That's about what I expected you to say.
Except I followed it with a negating bit of rationality you appear to have misplaced. Or, average isn't stupid any more than average is a Mensa applicant and the greater part of humanity is found around that line in the intellectual sand.
Because ultimately, you agree with me.
No.
As a lawyer, you have to presuppose that I am correct
As a lawyer, I wouldn't.
You just don't want to admit it publically.
In the same way and for the same reason that I don't want to admit that cheese is a vegetable.
You don't want people to realize it and take it seriously. After all. It's your livelihood. You make money off of peoples' stupidity.
Look, let's focus on the particular thing here. Expanding the list of things you don't appear to fully understand will only drag this out.
In case any reader is interested: I once heard about a case in which one of the attornies asked the jury pool, during voir dire proceedings, whether anyone had a problem with accepting the medical testimony of a chiropractor as medically equivalent to a back surgeon's.That takes a special kind of stupid. And the attorney was looking to find it in the jury pool.

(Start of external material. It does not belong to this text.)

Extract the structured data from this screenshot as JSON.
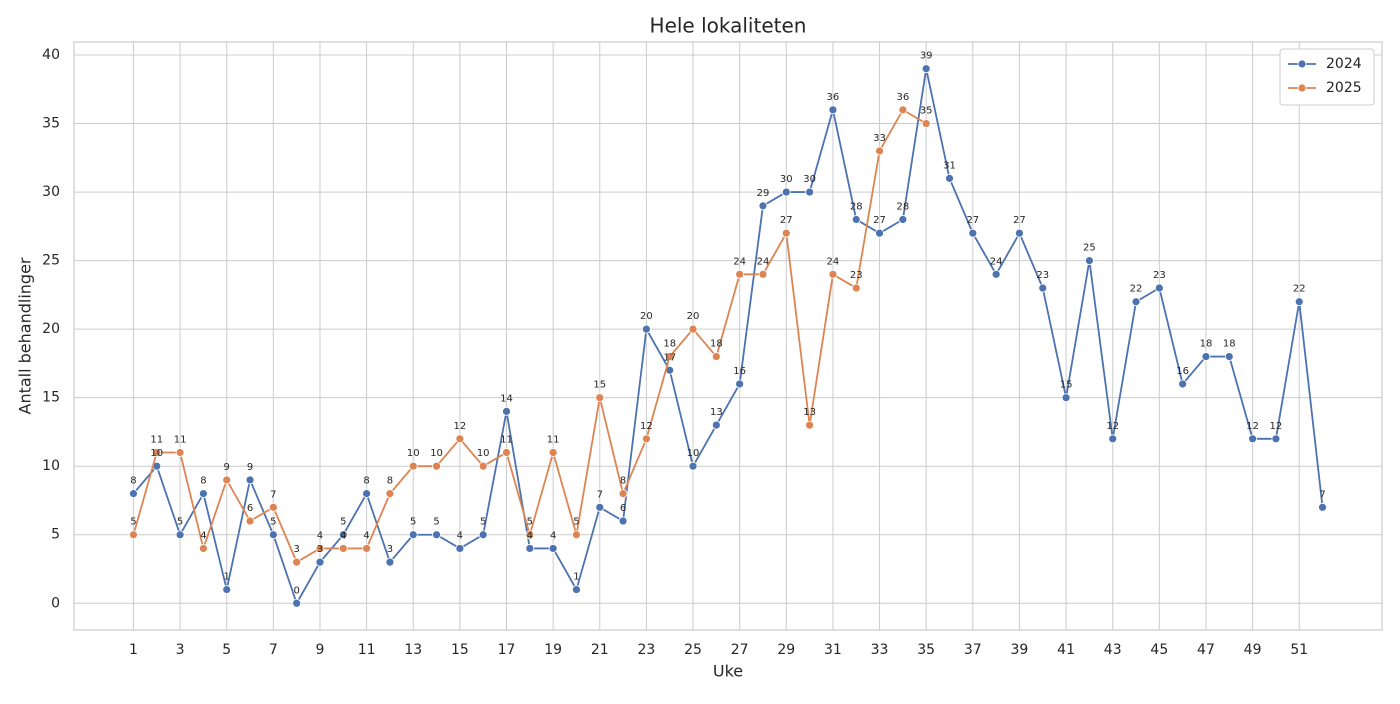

When I had a guilty client I mostly tried to pack it with philosophers. Best way to prolong the thing and even money you'd get a hung jury. . . or, failing, one everyone would agree should be.
I've taught university courses. I've graded papers. I beg to differ.
All that education and you still don't know better than to hang your opinion on the anecdotal. Remarkable.
Aliens. Do I really need to say more?

lain:
He was innocent. He was a decent and good human being.
He was a man well loved by many and respected by more, but one who held a dim view of the general public and appealed to elitists, some of whom, buying in, caused a great deal of suffering and injustice among the people of Athens.
Those people ultimately held him accountable. The charges were only the means and even then it was a slim majority and he was afforded the opportunity to be heard in defense. This was no lynch mob and the remedy he supplied in his sentence hearing, a phase that could have and likely would have saved him had he treated it with less disdain, was at the heart of his fate. Socrates might as well have engineered his own suicide. To many, that's precisely what he did.
His fault was that he made certain people look bad. When he talked to them one on one, he made them realize that they didn't know what they were talking about. They felt foolish. And they looked foolish in front of everyone else present at these conversations. So they decided to use their fancy talk and their public displays to get him killed.
No, that's the straw man in your head. It wasn't intellectual against some sort of nose picking mob that he'd offended/shown up enough times that it wanted a brutal revenge. Until you pull your head out of that conviction you're only going to see reflections of the truth on a wall of sorts, assuming there's light enough.
That's what happened. You tell me I should read Waterfield? I've already read Plato. He was a bit closer to the events. :nono:
I didn't say you should read Waterfield for the speeches, but for a context you don't appear to bring to it and that Plato, by virtue of his admiration and agreement, couldn't possibly give you, wouldn't be interested in giving you.
St. Paul wasn't exactly an average joe. :idunno:
But Peter was a fisherman. A guy you'd turn your nose from if Christ hadn't shoved him to the front of the line. God didn't pick Peter because he was an intellectual. He wasn't. He picked Peter because he was weak in ways that would magnify God's grace and strength, would by his nature lean into God, recognizing it...it's man's weakness that is his greatest strength when it comes to God...intellectuals are too often like the rich young ruler or a certain man staring into a pool. What we love shapes us.